EDITORíS DESK: The two sides of CDOT
Our Page 1 story about the speed change on Highway 24 seems like a classic case of the right hand not knowing what the left hand is doing. One office of the Colorado Department of Transportation (CDOT) says the 45-mph speed limit between 8th and 31st streets could be increased to 50 after certain
improvements are made; then another office comes along and decides to make it 55 with the current configuration.
But I think it goes deeper than that (putting aside the fact that the first office spent $8 million and eight years in a process titled "Envision 24 West," which led at last to an Environmental Assessment, while the second office whipped out its findings in a speed study just this year). Not meaning to conjure any painful memories, but think back if you will to the Envision 24 West effort.
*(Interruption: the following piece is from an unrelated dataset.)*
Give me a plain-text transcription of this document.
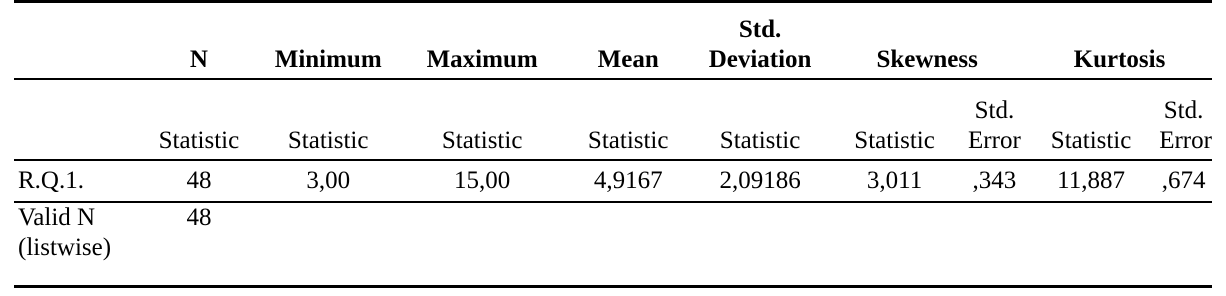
	N	Minimum	Maximum	Mean	Std. Deviation	Skewness		Kurtosis	
	Statistic	Statistic	Statistic	Statistic	Statistic	Statistic	Std. Error	Statistic	Std. Error
R.Q.1.	48	3,00	15,00	4,9167	2,09186	3,011	,343	11,887	,674
Valid N (listwise)	48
As we went through round after round of meetings, many of us (myself included) waxed critical regarding the seeming insensitivity of CDOT. The state engineers and their consultant counterparts were listening, yes, but they just weren't hearing... or so it seemed at the time.
Only now, with the state's out-of-the-blue switcheroo from 45 to 55 mph west of Eighth Street, does it start to seem as if the engineers back then really were trying to do us Westsiders a favor. Faced with two main highway user types - pass-through motorists zooming through and local folks using it as needed - the CDOT group leading that study came down on the local side. They rejected a "freeway alternative (at 55 mph) and opted for an "expressway" model (at 50). The EA, which has been submitted to the feds, describes a goal of easier access and providing "a look and feel that is more like a local road."
By contrast, the CDOT bunch who decided on 55 based it largely on 85 percent of the highway's drivers being scofflaws. Freeway... expressway? Who cares? People are speeding - make it the law! They didn't talk to the neighborhood or local officials, not even to the Envision 24 West engineers. All for the maximum gain, as we've calculated, of 36 seconds of time. A better use of that time might be to watch your back. Those big trucks are coming down a lot faster than they used to.